Class FileSystemCommitter

java.lang.Object
org.apache.flink.connector.file.table.FileSystemCommitter

@Internal public class FileSystemCommitter extends Object
File system file committer implementation. It moves all files to output path from temporary path.

It's used to commit data to FileSystem table in batch mode.

Data consistency: 1.For task failure: will launch a new task and create a PartitionTempFileManager, this will clean previous temporary files (This simple design can make it easy to delete the invalid temporary directory of the task, but it also causes that our directory does not support the same task to start multiple backups to run). 2.For job master commit failure when overwrite: this may result in unfinished intermediate results, but if we try to run job again, the final result must be correct (because the intermediate result will be overwritten). 3.For job master commit failure when append: This can lead to inconsistent data. But, considering that the commit action is a single point of execution, and only moves files and updates metadata, it will be faster, so the probability of inconsistency is relatively small.

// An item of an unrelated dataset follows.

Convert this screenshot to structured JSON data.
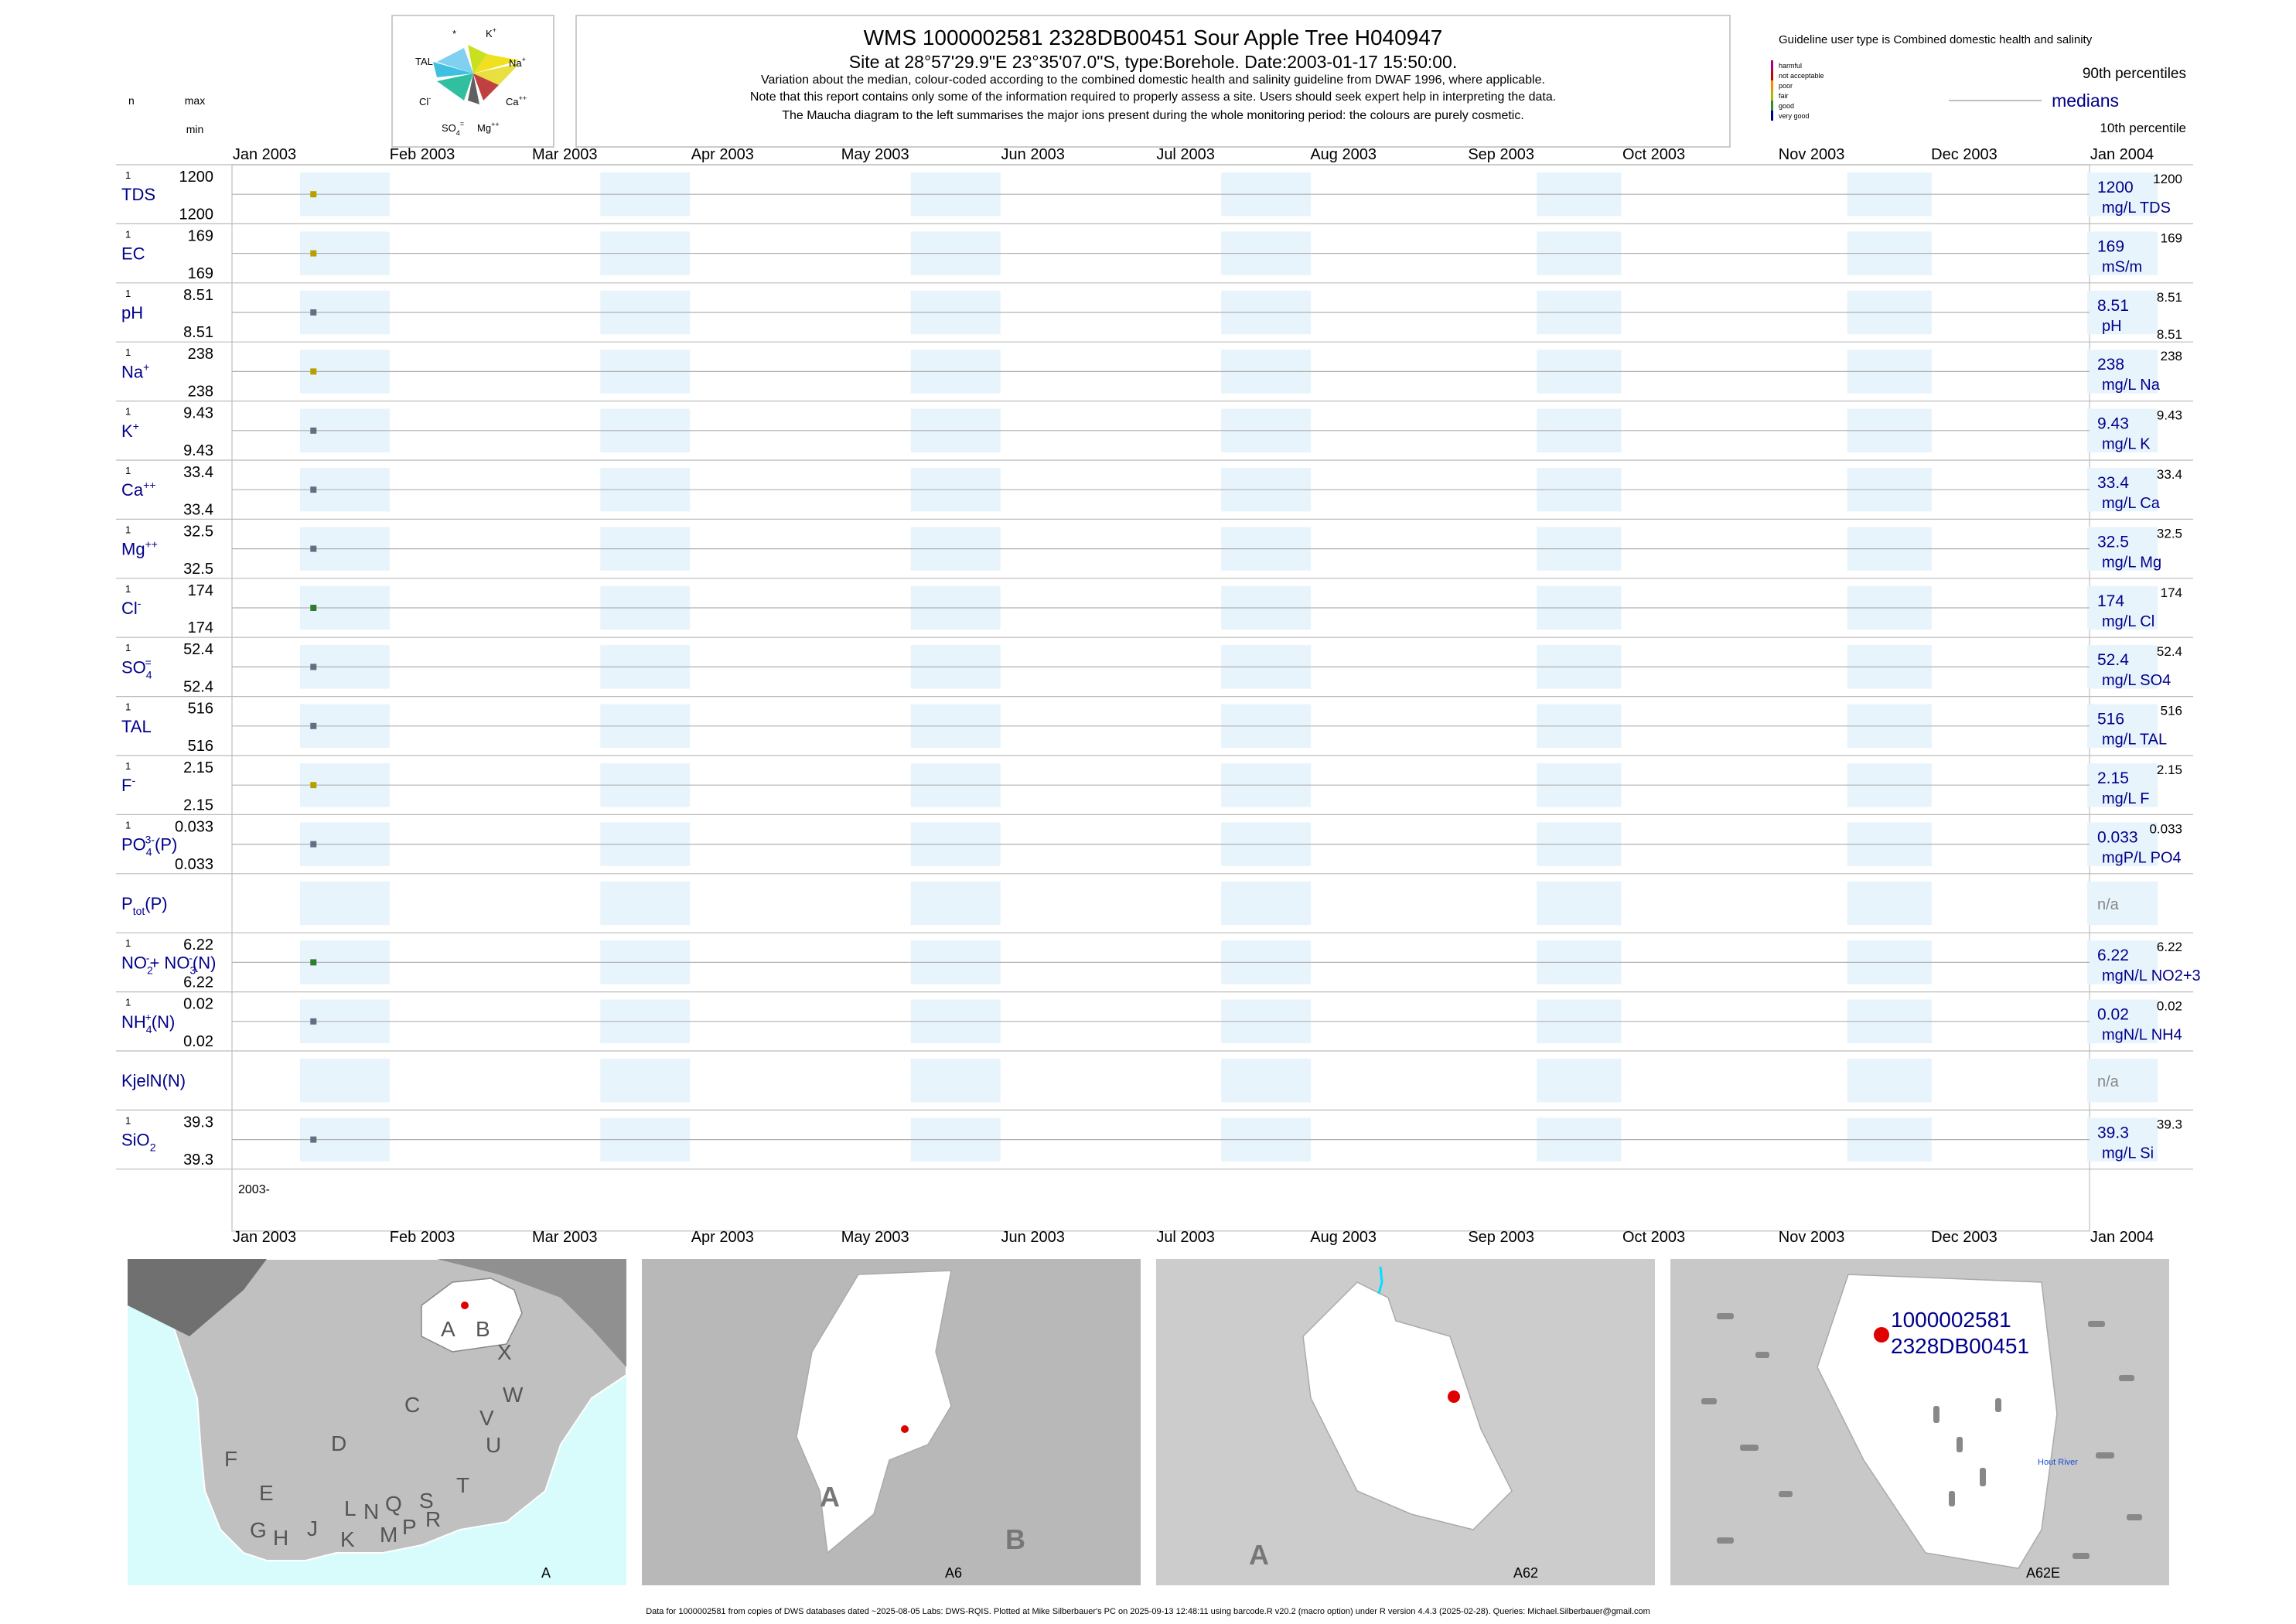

See: PartitionTempFileManager. PartitionLoader.

  • Constructor Details

  • Method Details

    • commitPartitions

      public void commitPartitions() throws Exception
      For committing job's output after successful batch job completion.
      Throws:
      Exception
    • commitPartitions

      public void commitPartitions(BiPredicate<Integer,Integer> taskAttemptFilter) throws Exception
      Commits the partitions with a filter to filter out invalid task attempt files. In speculative execution mode, there might be some files which do not belong to the finished attempt.
      Parameters:
      taskAttemptFilter - the filter that accepts subtaskIndex and attemptNumber
      Throws:
      Exception - if partition commitment fails
    • commitPartitionsWithFiles

      public void commitPartitionsWithFiles(Map<String,List<org.apache.flink.core.fs.Path>> partitionsFiles) throws Exception
      For committing job's output after successful batch job completion, it will commit with the given partitions and corresponding files written which means it'll move the temporary files to partition's location.
      Throws:
      Exception